Não consigo situar em época alguma quando se deu nosso último diálogo, apesar de me lembrar da respiração exata onde cada sílaba foi libertada. É como se eu o tivesse arrancado do tempo e o emoldurado dentro da minha alma, eu sempre soube que você iria marcá-la de alguma maneira, eternamente. Agora, só preciso arranjar um jeito de fazer parar de doer e soprar vida na lembrança de você, para que possamos repintar tudo com as cores fortes da tua personalidade que se impõem pelo seu olhar. Meus Deus, não perdi a mania de falar contigo como se estivesses ao meu lado. Depois de todo esse tempo, minha alma tentou escapar pela minha garganta quando te vi olhando sarcasticamente as pinturas de celebridades feitas pelos artistas de rua da Rio Branco. Como se ela se jogasse em direção à tua com a certeza da necessidadede rumar ao seu destino. Observei-te semanas, tentando criar o momento perfeito para retomar você. O fato d'eu finalmente ter caído em mim que momentos perfeitos são os espontâneos mostra que finalmente conseguiremos viver de forma plena o que merecemos. Da janela do táxi, te busco pelo trajeto que você fez ao longo de toda essa semana. De repente, uma silhueta de costas. A tua. É hora. Salto para você ignorando banalidades como trocados e transeuntes, não voltarei a parar até te alcançar. Naquela hora, as janelas que fitavam de cima a correnteza humana daquela avenida movimentada viram tua face baixa, encostada em meu ombro, bailando candidamente ao sabor da gravidade, e meus ouvidos sussurando palavras que sempre só pertencerão a nós. Naquele dia, todos aqueles prédios tão altos viram dois destinos serem selados. Para sempre.

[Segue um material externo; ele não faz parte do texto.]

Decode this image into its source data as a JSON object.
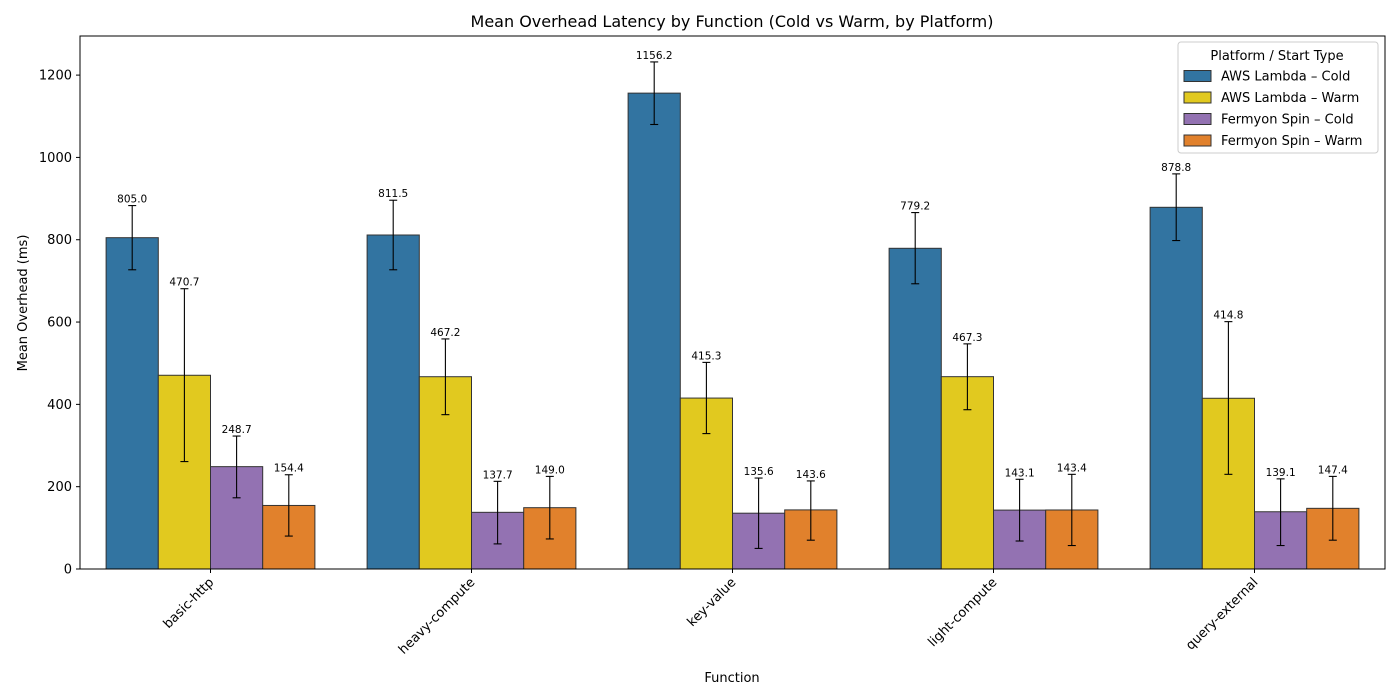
{
  "chart_data": {
    "type": "bar",
    "title": "Mean Overhead Latency by Function (Cold vs Warm, by Platform)",
    "xlabel": "Function",
    "ylabel": "Mean Overhead (ms)",
    "ylim": [
      0,
      1295
    ],
    "yticks": [
      0,
      200,
      400,
      600,
      800,
      1000,
      1200
    ],
    "grid": false,
    "legend_title": "Platform / Start Type",
    "legend_position": "top-right",
    "categories": [
      "basic-http",
      "heavy-compute",
      "key-value",
      "light-compute",
      "query-external"
    ],
    "series": [
      {
        "name": "AWS Lambda – Cold",
        "color": "#3274a1",
        "values": [
          805.0,
          811.5,
          1156.2,
          779.2,
          878.8
        ],
        "labels": [
          "805.0",
          "811.5",
          "1156.2",
          "779.2",
          "878.8"
        ],
        "error": [
          [
            727,
            883
          ],
          [
            727,
            896
          ],
          [
            1080,
            1232
          ],
          [
            693,
            866
          ],
          [
            798,
            960
          ]
        ]
      },
      {
        "name": "AWS Lambda – Warm",
        "color": "#e1c91f",
        "values": [
          470.7,
          467.2,
          415.3,
          467.3,
          414.8
        ],
        "labels": [
          "470.7",
          "467.2",
          "415.3",
          "467.3",
          "414.8"
        ],
        "error": [
          [
            261,
            681
          ],
          [
            375,
            559
          ],
          [
            329,
            502
          ],
          [
            387,
            547
          ],
          [
            230,
            601
          ]
        ]
      },
      {
        "name": "Fermyon Spin – Cold",
        "color": "#9372b2",
        "values": [
          248.7,
          137.7,
          135.6,
          143.1,
          139.1
        ],
        "labels": [
          "248.7",
          "137.7",
          "135.6",
          "143.1",
          "139.1"
        ],
        "error": [
          [
            173,
            323
          ],
          [
            61,
            213
          ],
          [
            50,
            221
          ],
          [
            68,
            218
          ],
          [
            57,
            219
          ]
        ]
      },
      {
        "name": "Fermyon Spin – Warm",
        "color": "#e1812c",
        "values": [
          154.4,
          149.0,
          143.6,
          143.4,
          147.4
        ],
        "labels": [
          "154.4",
          "149.0",
          "143.6",
          "143.4",
          "147.4"
        ],
        "error": [
          [
            80,
            229
          ],
          [
            73,
            225
          ],
          [
            70,
            214
          ],
          [
            57,
            230
          ],
          [
            70,
            225
          ]
        ]
      }
    ]
  }
}
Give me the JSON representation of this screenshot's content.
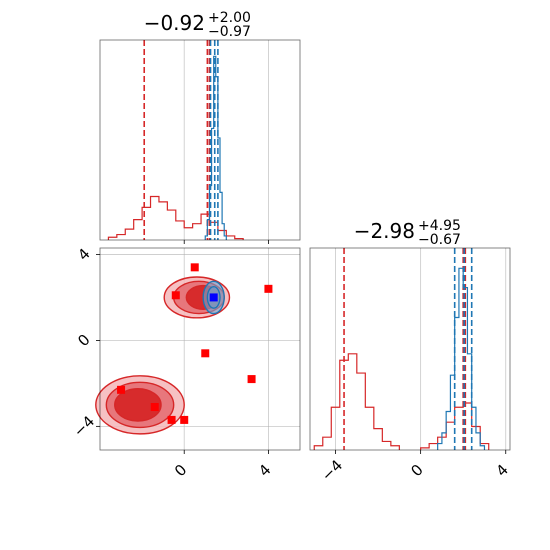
{
  "colors": {
    "red": "#d62728",
    "blue": "#1f77b4",
    "marker_red": "#ff0000",
    "marker_blue": "#0000ff"
  },
  "chart_data": {
    "type": "corner",
    "parameters": [
      {
        "id": "p1",
        "title_main": "−0.92",
        "title_plus": "+2.00",
        "title_minus": "−0.97",
        "range": [
          -2,
          2.8
        ],
        "ticks": [
          0,
          4
        ]
      },
      {
        "id": "p2",
        "title_main": "−2.98",
        "title_plus": "+4.95",
        "title_minus": "−0.67",
        "range": [
          -5.1,
          5.1
        ],
        "ticks": [
          -4,
          0,
          4
        ]
      }
    ],
    "panels": [
      {
        "id": "hist-p1",
        "type": "histogram",
        "xlim": [
          -4,
          5.5
        ],
        "xticks": [
          0,
          4
        ],
        "grid": true,
        "series": [
          {
            "name": "red",
            "color": "#d62728",
            "bins": [
              {
                "x0": -3.6,
                "x1": -3.2,
                "y": 0.2
              },
              {
                "x0": -3.2,
                "x1": -2.8,
                "y": 0.4
              },
              {
                "x0": -2.8,
                "x1": -2.4,
                "y": 0.8
              },
              {
                "x0": -2.4,
                "x1": -2.0,
                "y": 1.5
              },
              {
                "x0": -2.0,
                "x1": -1.6,
                "y": 2.4
              },
              {
                "x0": -1.6,
                "x1": -1.2,
                "y": 3.2
              },
              {
                "x0": -1.2,
                "x1": -0.8,
                "y": 2.8
              },
              {
                "x0": -0.8,
                "x1": -0.4,
                "y": 2.2
              },
              {
                "x0": -0.4,
                "x1": 0.0,
                "y": 1.4
              },
              {
                "x0": 0.0,
                "x1": 0.4,
                "y": 0.9
              },
              {
                "x0": 0.4,
                "x1": 0.8,
                "y": 1.2
              },
              {
                "x0": 0.8,
                "x1": 1.2,
                "y": 1.9
              },
              {
                "x0": 1.2,
                "x1": 1.6,
                "y": 1.3
              },
              {
                "x0": 1.6,
                "x1": 2.0,
                "y": 0.7
              },
              {
                "x0": 2.0,
                "x1": 2.4,
                "y": 0.3
              },
              {
                "x0": 2.4,
                "x1": 2.8,
                "y": 0.1
              }
            ],
            "quantiles": [
              -1.9,
              1.1,
              1.2
            ]
          },
          {
            "name": "blue",
            "color": "#1f77b4",
            "bins": [
              {
                "x0": 1.0,
                "x1": 1.1,
                "y": 0.3
              },
              {
                "x0": 1.1,
                "x1": 1.2,
                "y": 1.5
              },
              {
                "x0": 1.2,
                "x1": 1.3,
                "y": 4.0
              },
              {
                "x0": 1.3,
                "x1": 1.4,
                "y": 8.2
              },
              {
                "x0": 1.4,
                "x1": 1.5,
                "y": 13.5
              },
              {
                "x0": 1.5,
                "x1": 1.6,
                "y": 12.0
              },
              {
                "x0": 1.6,
                "x1": 1.7,
                "y": 7.5
              },
              {
                "x0": 1.7,
                "x1": 1.8,
                "y": 3.5
              },
              {
                "x0": 1.8,
                "x1": 1.9,
                "y": 1.2
              },
              {
                "x0": 1.9,
                "x1": 2.0,
                "y": 0.3
              }
            ],
            "quantiles": [
              1.25,
              1.45,
              1.6
            ]
          }
        ],
        "ymax": 14
      },
      {
        "id": "hist-p2",
        "type": "histogram",
        "xlim": [
          -5.2,
          4.2
        ],
        "xticks": [
          -4,
          0,
          4
        ],
        "grid": true,
        "series": [
          {
            "name": "red",
            "color": "#d62728",
            "bins": [
              {
                "x0": -5.0,
                "x1": -4.6,
                "y": 0.2
              },
              {
                "x0": -4.6,
                "x1": -4.2,
                "y": 0.6
              },
              {
                "x0": -4.2,
                "x1": -3.8,
                "y": 2.0
              },
              {
                "x0": -3.8,
                "x1": -3.4,
                "y": 4.2
              },
              {
                "x0": -3.4,
                "x1": -3.0,
                "y": 4.5
              },
              {
                "x0": -3.0,
                "x1": -2.6,
                "y": 3.6
              },
              {
                "x0": -2.6,
                "x1": -2.2,
                "y": 2.0
              },
              {
                "x0": -2.2,
                "x1": -1.8,
                "y": 1.0
              },
              {
                "x0": -1.8,
                "x1": -1.4,
                "y": 0.4
              },
              {
                "x0": -1.4,
                "x1": -1.0,
                "y": 0.2
              },
              {
                "x0": 0.0,
                "x1": 0.4,
                "y": 0.1
              },
              {
                "x0": 0.4,
                "x1": 0.8,
                "y": 0.3
              },
              {
                "x0": 0.8,
                "x1": 1.2,
                "y": 0.6
              },
              {
                "x0": 1.2,
                "x1": 1.6,
                "y": 1.3
              },
              {
                "x0": 1.6,
                "x1": 2.0,
                "y": 2.0
              },
              {
                "x0": 2.0,
                "x1": 2.4,
                "y": 2.2
              },
              {
                "x0": 2.4,
                "x1": 2.8,
                "y": 1.1
              },
              {
                "x0": 2.8,
                "x1": 3.2,
                "y": 0.3
              }
            ],
            "quantiles": [
              -3.6,
              2.0,
              2.1
            ]
          },
          {
            "name": "blue",
            "color": "#1f77b4",
            "bins": [
              {
                "x0": 0.8,
                "x1": 1.0,
                "y": 0.3
              },
              {
                "x0": 1.0,
                "x1": 1.2,
                "y": 0.8
              },
              {
                "x0": 1.2,
                "x1": 1.4,
                "y": 1.8
              },
              {
                "x0": 1.4,
                "x1": 1.6,
                "y": 3.5
              },
              {
                "x0": 1.6,
                "x1": 1.8,
                "y": 6.2
              },
              {
                "x0": 1.8,
                "x1": 2.0,
                "y": 8.5
              },
              {
                "x0": 2.0,
                "x1": 2.2,
                "y": 7.6
              },
              {
                "x0": 2.2,
                "x1": 2.4,
                "y": 4.5
              },
              {
                "x0": 2.4,
                "x1": 2.6,
                "y": 2.0
              },
              {
                "x0": 2.6,
                "x1": 2.8,
                "y": 0.8
              },
              {
                "x0": 2.8,
                "x1": 3.0,
                "y": 0.2
              }
            ],
            "quantiles": [
              1.6,
              2.05,
              2.4
            ]
          }
        ],
        "ymax": 9
      },
      {
        "id": "scatter-p1-p2",
        "type": "contour-scatter",
        "xlim": [
          -4,
          5.5
        ],
        "ylim": [
          -5.1,
          4.3
        ],
        "xticks": [
          0,
          4
        ],
        "yticks": [
          -4,
          0,
          4
        ],
        "grid": true,
        "red_contours": [
          {
            "cx": -2.1,
            "cy": -3.0,
            "rx": 2.1,
            "ry": 1.35,
            "level": "outer"
          },
          {
            "cx": -2.1,
            "cy": -3.0,
            "rx": 1.6,
            "ry": 1.05,
            "level": "mid"
          },
          {
            "cx": -2.2,
            "cy": -3.0,
            "rx": 1.1,
            "ry": 0.75,
            "level": "inner"
          },
          {
            "cx": 0.6,
            "cy": 2.0,
            "rx": 1.55,
            "ry": 0.95,
            "level": "outer"
          },
          {
            "cx": 0.7,
            "cy": 2.0,
            "rx": 1.2,
            "ry": 0.75,
            "level": "mid"
          },
          {
            "cx": 0.9,
            "cy": 2.0,
            "rx": 0.8,
            "ry": 0.55,
            "level": "inner"
          }
        ],
        "blue_contours": [
          {
            "cx": 1.4,
            "cy": 2.0,
            "rx": 0.5,
            "ry": 0.75
          },
          {
            "cx": 1.4,
            "cy": 2.0,
            "rx": 0.3,
            "ry": 0.5
          }
        ],
        "red_markers": [
          {
            "x": 0.5,
            "y": 3.4
          },
          {
            "x": -0.4,
            "y": 2.1
          },
          {
            "x": 4.0,
            "y": 2.4
          },
          {
            "x": 1.0,
            "y": -0.6
          },
          {
            "x": 3.2,
            "y": -1.8
          },
          {
            "x": -3.0,
            "y": -2.3
          },
          {
            "x": -1.4,
            "y": -3.1
          },
          {
            "x": -0.6,
            "y": -3.7
          },
          {
            "x": 0.0,
            "y": -3.7
          }
        ],
        "blue_markers": [
          {
            "x": 1.4,
            "y": 2.0
          }
        ]
      }
    ]
  }
}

terça-feira, 17 de julho de 2007

Ligeiro desabafo

Senhor. De um lado, Celso Roth e o tal do 3-6-1. De outro, Dunga, 4 cabeças-de-bagre, e a imprensa incensando o futebol que só ela e os seguidores de Lazaroni viram. Obina e Abedi substituíram Zico e Roberto, Romário e Bebeto e, vá lá, Edmundo e Sávio. São tempos estranhos, e o Maracanã cada dia mais me surge como um templo altero, distante. Eu não quero viver em um mundo de meninos lutando para comprar a camisa 5 no lugar da 10. Se lágrimas descessem do meu rosto agora, elas se organizariam com apenas um atacante e nenhum meia capaz de dar um passe de mais de 5 metros. Eu não quero viver em um mundo onde meninos comemoram o desarme no lugar do balãozinho. Se lágrimas descessem do meu rosto agora, elas cometeriam cerca de 30 faltas por tempo, às ordens de um "professor". Eu também sou professor, mas não mando meus alunos colarem. Eu não quero viver em um mundo onde meninos não acreditam mais em amor à primeira vista e futebol espetáculo. Aliás, grafemos como futebol-espetáculo. Torçamos para que o hífen preserve o que ex-cabeças de área medíocres querem separar.